In the context of Tokens used in OST's client economies, the public address is represented by a TokenHolder contract. The configured owner of a TokenHolder contract can authorize "ephemeral" keys, sessionKeys, to transact on the user's behalf for a predetermined amount of time and with a defined maximum spend per transaction.
Ephemeral Session Keys
- Ephemeral sessionKeys obviate the need for users to sign every transaction within the application thereby creating a more seamless user experience
- The authorization of ephemeral sessionKeys requires the owner to sign a transaction
During an active session, transactions of a value lower than the spendingLimit are signed without explicit involvement from the user. We recommend that clients link the creation of these transactions to explicit user activity within their application. A user can also revoke active sessions, revoke other authorized devices and sign out of the TokenHolder thereby revoking all sessions.

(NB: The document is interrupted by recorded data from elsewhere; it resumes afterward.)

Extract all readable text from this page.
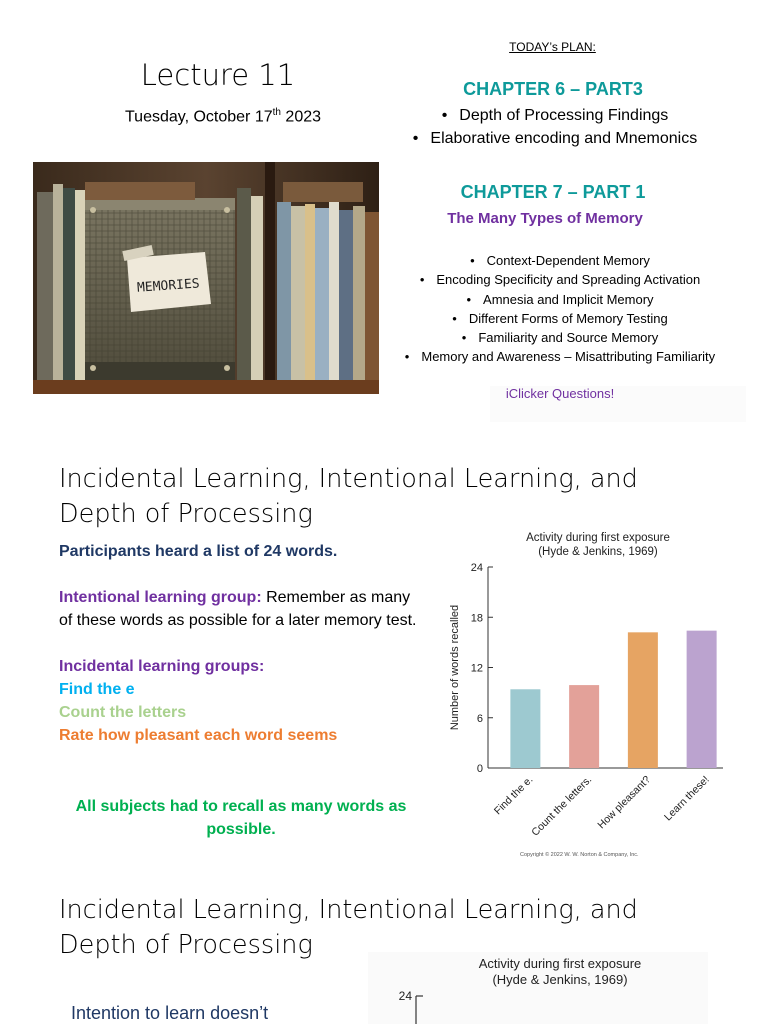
Lecture 11
Tuesday, October 17th 2023
TODAY’s PLAN:
CHAPTER 6 – PART3
• Depth of Processing Findings
• Elaborative encoding and Mnemonics
MEMORIES
CHAPTER 7 – PART 1
The Many Types of Memory
• Context-Dependent Memory
• Encoding Specificity and Spreading Activation
• Amnesia and Implicit Memory
• Different Forms of Memory Testing
• Familiarity and Source Memory
• Memory and Awareness – Misattributing Familiarity
iClicker Questions!
Incidental Learning, Intentional Learning, and Depth of Processing
Participants heard a list of 24 words.
Intentional learning group: Remember as many of these words as possible for a later memory test.
Incidental learning groups:
Find the e
Count the letters
Rate how pleasant each word seems
All subjects had to recall as many words as possible.
Activity during first exposure
(Hyde & Jenkins, 1969)
Number of words recalled
0
6
12
18
24
Find the e.
Count the letters. How pleasant? Learn these!
Copyright © 2022 W. W. Norton & Company, Inc.
Incidental Learning, Intentional Learning, and Depth of Processing
Intention to learn doesn’t
Activity during first exposure
(Hyde & Jenkins, 1969)
24
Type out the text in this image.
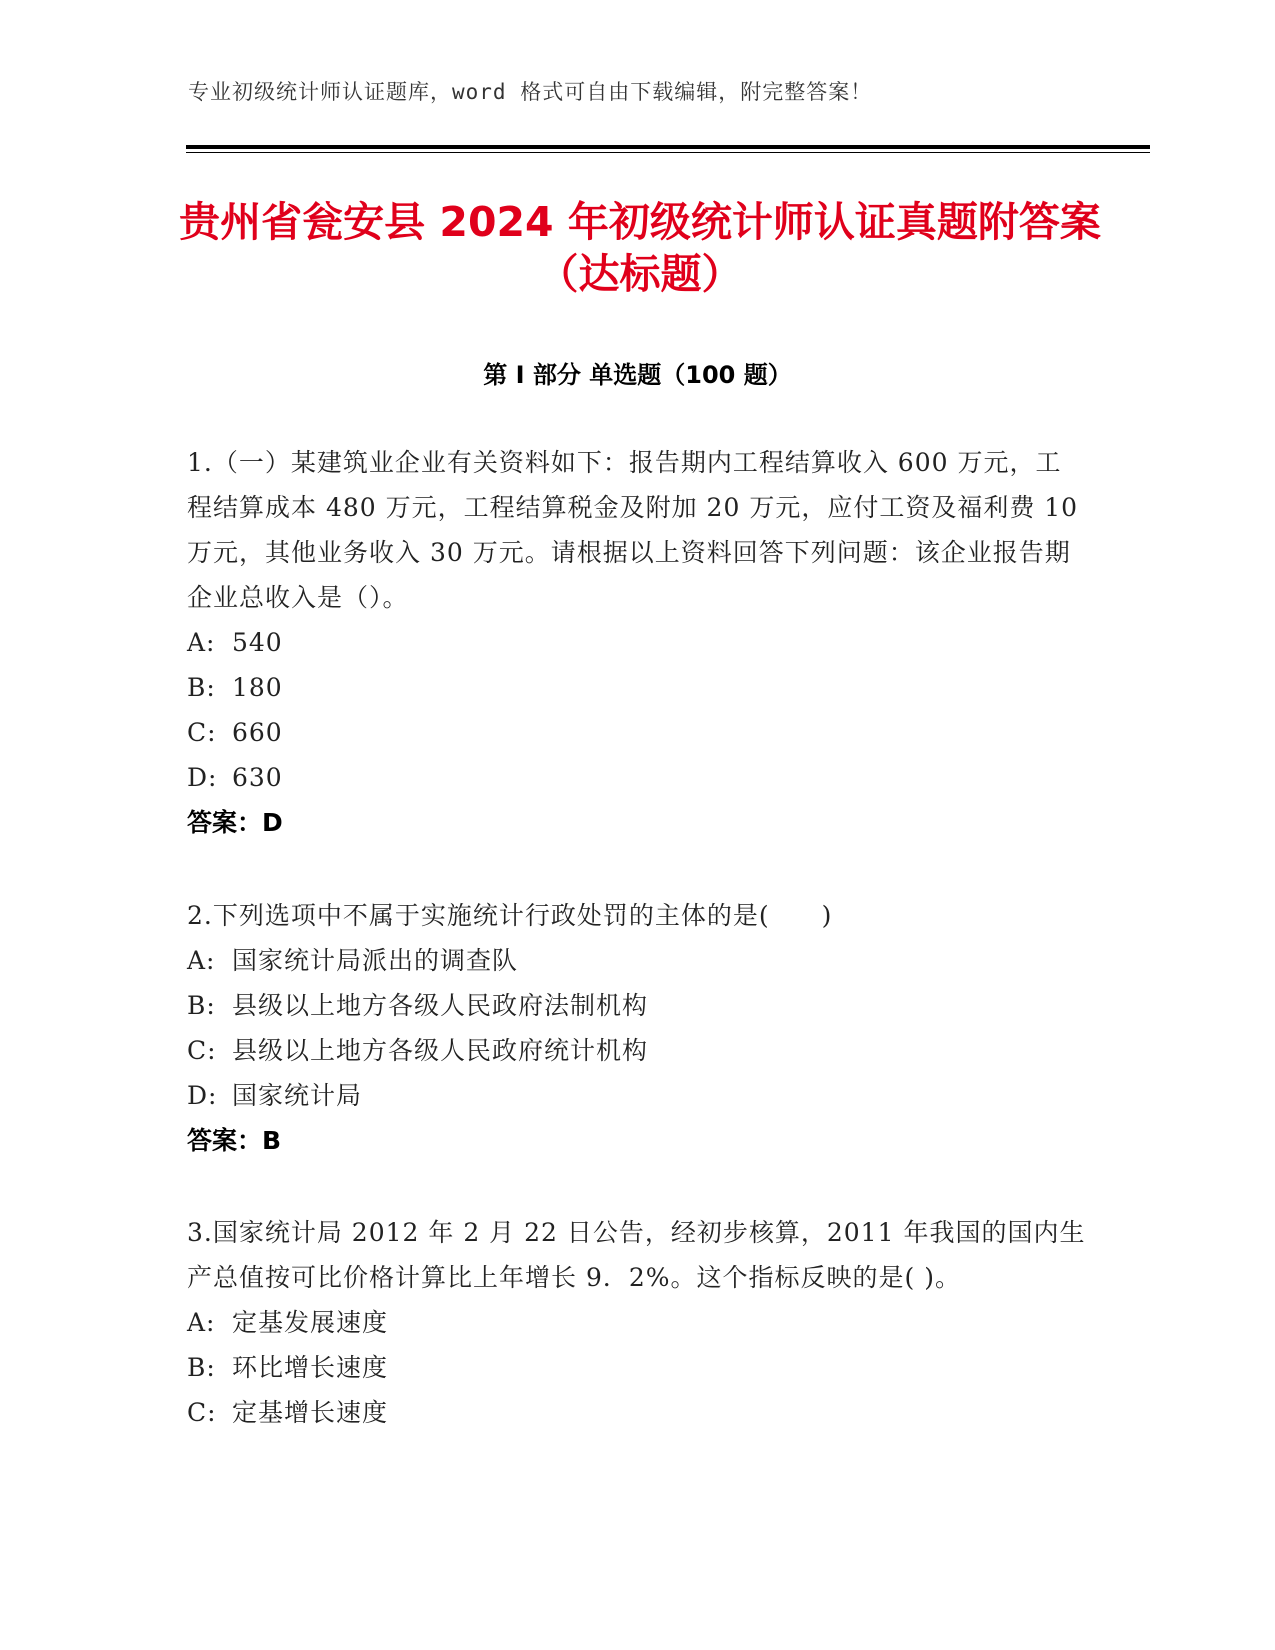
专业初级统计师认证题库，word 格式可自由下载编辑，附完整答案！
贵州省瓮安县 2024 年初级统计师认证真题附答案（达标题）
第 I 部分 单选题（100 题）
1.（一）某建筑业企业有关资料如下：报告期内工程结算收入 600 万元，工程结算成本 480 万元，工程结算税金及附加 20 万元，应付工资及福利费 10 万元，其他业务收入 30 万元。请根据以上资料回答下列问题：该企业报告期企业总收入是（）。
A: 540
B: 180
C: 660
D: 630
答案：D
2.下列选项中不属于实施统计行政处罚的主体的是(　　)
A: 国家统计局派出的调查队
B: 县级以上地方各级人民政府法制机构
C: 县级以上地方各级人民政府统计机构
D: 国家统计局
答案：B
3.国家统计局 2012 年 2 月 22 日公告，经初步核算，2011 年我国的国内生产总值按可比价格计算比上年增长 9．2%。这个指标反映的是( )。
A: 定基发展速度
B: 环比增长速度
C: 定基增长速度
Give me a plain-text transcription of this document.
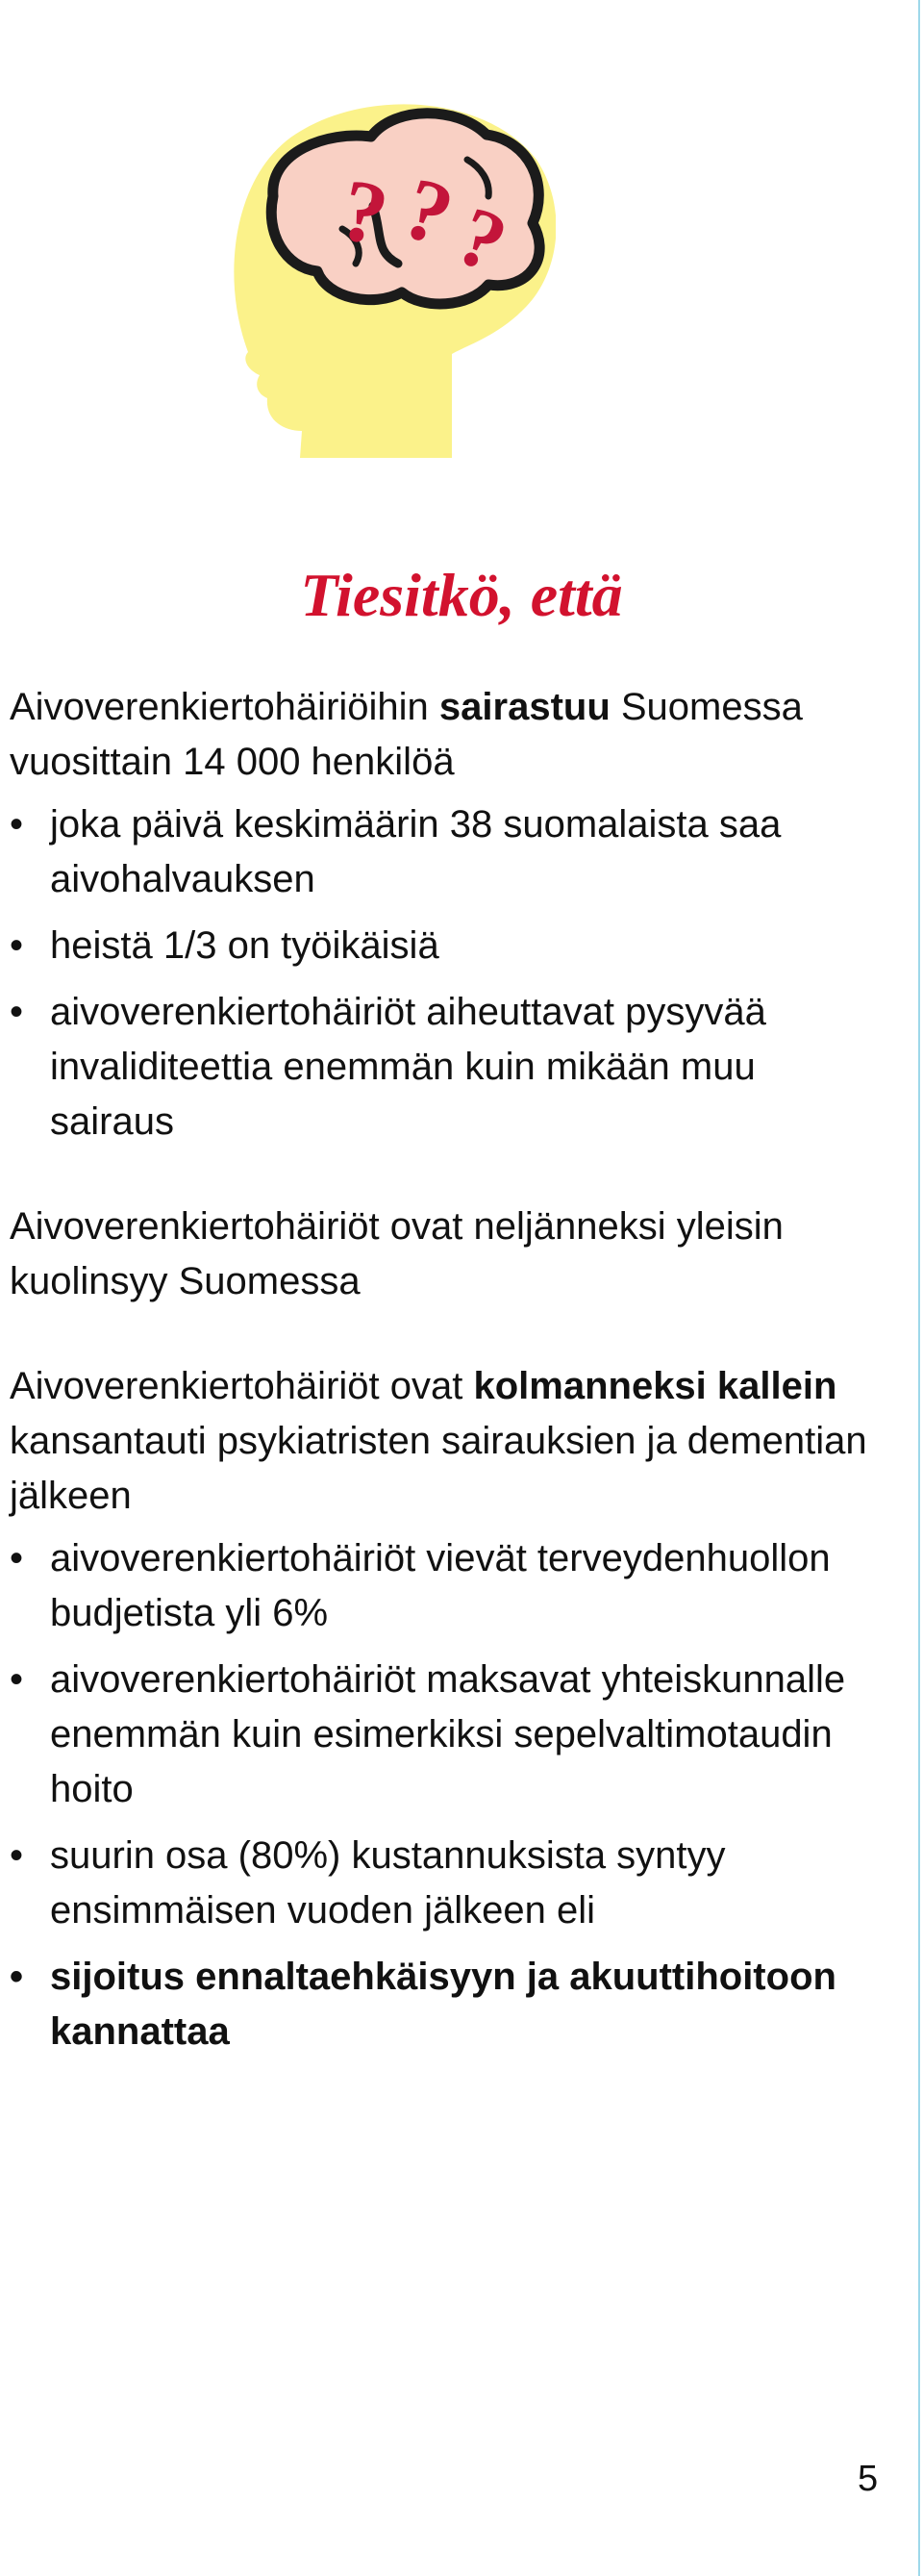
?
?
?
Tiesitkö, että

Aivoverenkiertohäiriöihin sairastuu Suomessa vuosittain 14 000 henkilöä

• joka päivä keskimäärin 38 suomalaista saa aivohalvauksen
• heistä 1/3 on työikäisiä
• aivoverenkiertohäiriöt aiheuttavat pysyvää invaliditeettia enemmän kuin mikään muu sairaus

Aivoverenkiertohäiriöt ovat neljänneksi yleisin kuolinsyy Suomessa

Aivoverenkiertohäiriöt ovat kolmanneksi kallein kansantauti psykiatristen sairauksien ja dementian jälkeen

• aivoverenkiertohäiriöt vievät terveydenhuollon budjetista yli 6%
• aivoverenkiertohäiriöt maksavat yhteiskunnalle enemmän kuin esimerkiksi sepelvaltimotaudin hoito
• suurin osa (80%) kustannuksista syntyy ensimmäisen vuoden jälkeen eli
• sijoitus ennaltaehkäisyyn ja akuuttihoitoon kannattaa
5
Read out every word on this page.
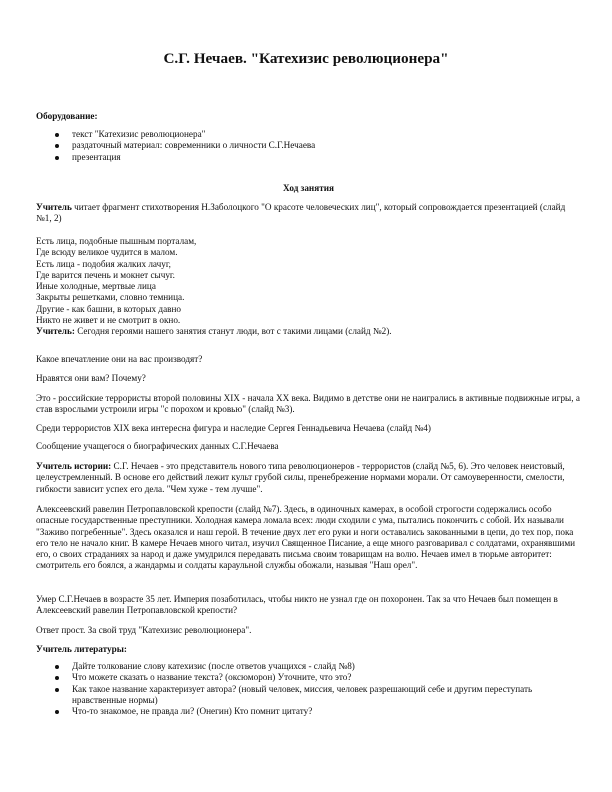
С.Г. Нечаев. "Катехизис революционера"

Оборудование:

текст "Катехизис революционера"
раздаточный материал: современники о личности С.Г.Нечаева
презентация
Ход занятия

Учитель читает фрагмент стихотворения Н.Заболоцкого "О красоте человеческих лиц", который сопровождается презентацией (слайд №1, 2)

Есть лица, подобные пышным порталам,

Где всюду великое чудится в малом.

Есть лица - подобия жалких лачуг,

Где варится печень и мокнет сычуг.

Иные холодные, мертвые лица

Закрыты решетками, словно темница.

Другие - как башни, в которых давно

Никто не живет и не смотрит в окно.

Учитель: Сегодня героями нашего занятия станут люди, вот с такими лицами (слайд №2).

Какое впечатление они на вас производят?
Нравятся они вам? Почему?
Это - российские террористы второй половины XIX - начала XX века. Видимо в детстве они не наигрались в активные подвижные игры, а став взрослыми устроили игры "с порохом и кровью" (слайд №3).
Среди террористов XIX века интересна фигура и наследие Сергея Геннадьевича Нечаева (слайд №4)
Сообщение учащегося о биографических данных С.Г.Нечаева

Учитель истории: С.Г. Нечаев - это представитель нового типа революционеров - террористов (слайд №5, 6). Это человек неистовый, целеустремленный. В основе его действий лежит культ грубой силы, пренебрежение нормами морали. От самоуверенности, смелости, гибкости зависит успех его дела. "Чем хуже - тем лучше".

Алексеевский равелин Петропавловской крепости (слайд №7). Здесь, в одиночных камерах, в особой строгости содержались особо опасные государственные преступники. Холодная камера ломала всех: люди сходили с ума, пытались покончить с собой. Их называли "Заживо погребенные". Здесь оказался и наш герой. В течение двух лет его руки и ноги оставались закованными в цепи, до тех пор, пока его тело не начало книг. В камере Нечаев много читал, изучил Священное Писание, а еще много разговаривал с солдатами, охранявшими его, о своих страданиях за народ и даже умудрился передавать письма своим товарищам на волю. Нечаев имел в тюрьме авторитет: смотритель его боялся, а жандармы и солдаты караульной службы обожали, называя "Наш орел".
Умер С.Г.Нечаев в возрасте 35 лет. Империя позаботилась, чтобы никто не узнал где он похоронен. Так за что Нечаев был помещен в Алексеевский равелин Петропавловской крепости?
Ответ прост. За свой труд "Катехизис революционера".

Учитель литературы:

Дайте толкование слову катехизис (после ответов учащихся - слайд №8)
Что можете сказать о название текста? (оксюморон) Уточните, что это?
Как такое название характеризует автора? (новый человек, миссия, человек разрешающий себе и другим переступать нравственные нормы)
Что-то знакомое, не правда ли? (Онегин) Кто помнит цитату?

A multi-signature contract, the MultiSig, is configured as the owner of the TokenHolder contract and one or more keys are configured as owners to that MultiSig. This means that multiple owner keys can have authority over a TokenHolder contract. Therefore, a user can have owner keys present on multiple devices (such as mobile phones and tablets), so that when moving between devices, the keys are not shared.
MultiSig Contract, Owner of TokenHolder
- To add additional, remove or replace owner keys, a pre-agreed number of existing owners must sign the transaction
- This pre-agreed number is required signatures is intuitively called the threshold of the MultiSig
- To change the number of signatures required, the pre-agreed number of owners must sign the transaction.
- Using GnosisSafe as the MultiSig enables us to use "executable transactions" (transactions that are signed by one key, but for which the computations are paid by a different key), per EIP-1077. As a result, owner keys do not need to the hold base currency to pay for gas.